The court’s wide reading is at odds with the historical working of EC since the first General Election in 1952. Since then, there has been no law that formally outlines the appointment process: the Constitution is sufficiently clear on that. The president is to appoint CEC and the election commissioners on the recommendation of the government. There have been few controversies with the appointments process. There have indeed been problems in many elections, such as looting of ballot boxes, violence during polling, and other issues. But over time, the incidence of these problems has gone down. The court itself has given aid to EC by requiring that candidates declare their assets and pending criminal cases. This has done much to cleanse the electoral process. Also EC has asserted its control of the administrative machinery at the time of elections, keeping officials on their toes. The most problematic part of the court’s reasoning, however, is the assumption that the executive will tend to manipulate institutions and if left unchecked, will damage democracy. A key source of the executive’s coherence is the presence or absence of legislative majority in Parliament. From 1989 to 2014, a historic reversal of sorts took place when fragmented electoral verdicts necessitated coalition governments often marked by poor governance and corruption cases. The executive was, automatically, weakened. But this was due to the express will of Indian voters and did not require any judicial intervention. If anything, judicial intervention increased during the phase when the executive was weak. This was also the time multiple insurgencies and disturbances hammered India and the government of the day found it hard to take decisive steps.

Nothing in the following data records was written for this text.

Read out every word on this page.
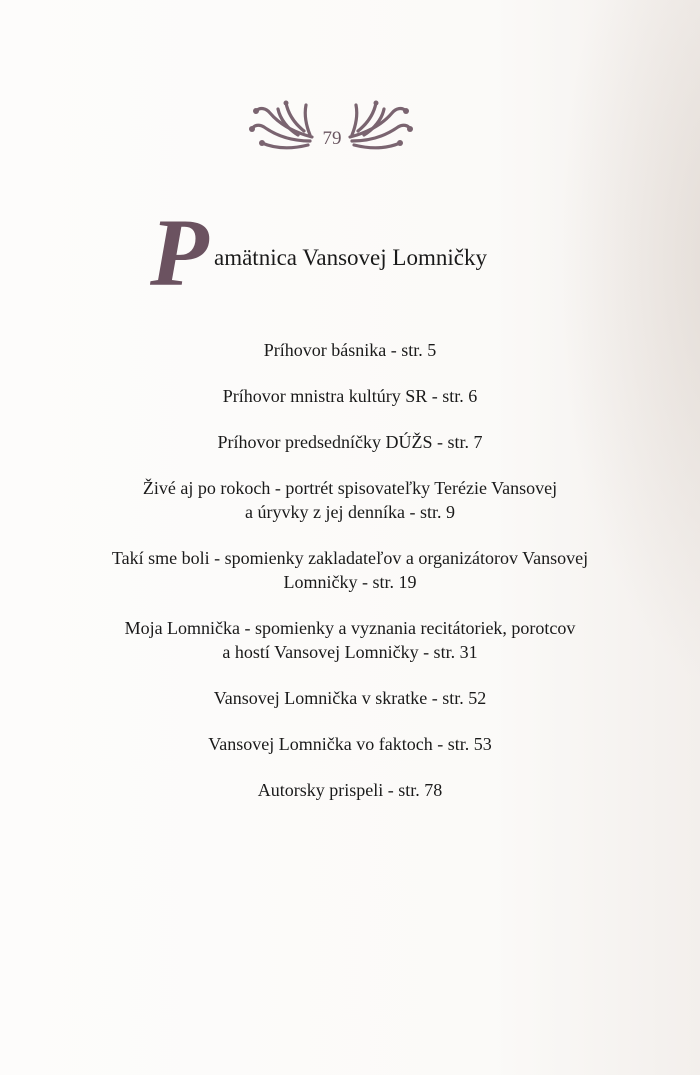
79
P amätnica Vansovej Lomničky
Príhovor básnika - str. 5
Príhovor mnistra kultúry SR - str. 6
Príhovor predsedníčky DÚŽS - str. 7
Živé aj po rokoch - portrét spisovateľky Terézie Vansovej
a úryvky z jej denníka - str. 9
Takí sme boli - spomienky zakladateľov a organizátorov Vansovej
Lomničky - str. 19
Moja Lomnička - spomienky a vyznania recitátoriek, porotcov
a hostí Vansovej Lomničky - str. 31
Vansovej Lomnička v skratke - str. 52
Vansovej Lomnička vo faktoch - str. 53
Autorsky prispeli - str. 78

The court also reasoned that no political party or government wants to take the steps “envisaged” in Article 324(2), namely, give legislative backing to the appointment process. It says no government or political party wants to do this. This comes close to questioning the legitimacy of the political and democratic processes. If such a law were indeed found to be necessary, there was plenty of time between 1952 and 2014 for the legislature in its wisdom to craft one. If the framers of the Constitution wanted such a law, they would have explicitly said so. The Constituent Assembly had exceptionally thoughtful members and many trained barristers and jurists. They would not have left such an important part of the Constitution to the interpretative mercies of men and women seven decades later.
Perhaps the most vexing part of the court’s prescription is to include CJI in the committee that is to make recommendations to the president. The court arrived at this by equating the appointments process for CEC and the election commissioners with those for the CBI director and Lokpal (under the Lokpal and Lokayuktas Act, 2013). In those processes, CJI is part of the recommending process. But why should CJI be part of the committee to make the recommendation for appointing CEC and the election commissioners? The court did not answer the question specifically except to blandly assert that the committee should have the prime minister, leader of the opposition (or the leader of the single-largest opposition party) and CJI. The absence of any reasoning for this is troubling.
If one looks at the original Article 324(2), there is no role for the court or any of its judges in the appointment process. This gives force to the AG’s contention that the Supreme Court would end up amending Article 324, a power that belongs exclusively to Parliament acting in its constituent function. The court did not respect this boundary. A judicial creep and interference in the domains of executive and legislature might be just as worrisome as the court’s fears that the executive could end up damaging democracy. But it paid little heed to such a possibility with an order that could make the appointments process to EC—a role model for other nations for its expertise in conducting elections on an unprecedented scale—much more fraught and open to contentious politics. So far, there has been no reaction from the government to the court’s decision, but it is learnt that it may not take any immediate step. It is important for government and Parliament to step in and preserve the separation of powers before the fabric of the Constitution is eroded further by the court’s seeming overreach.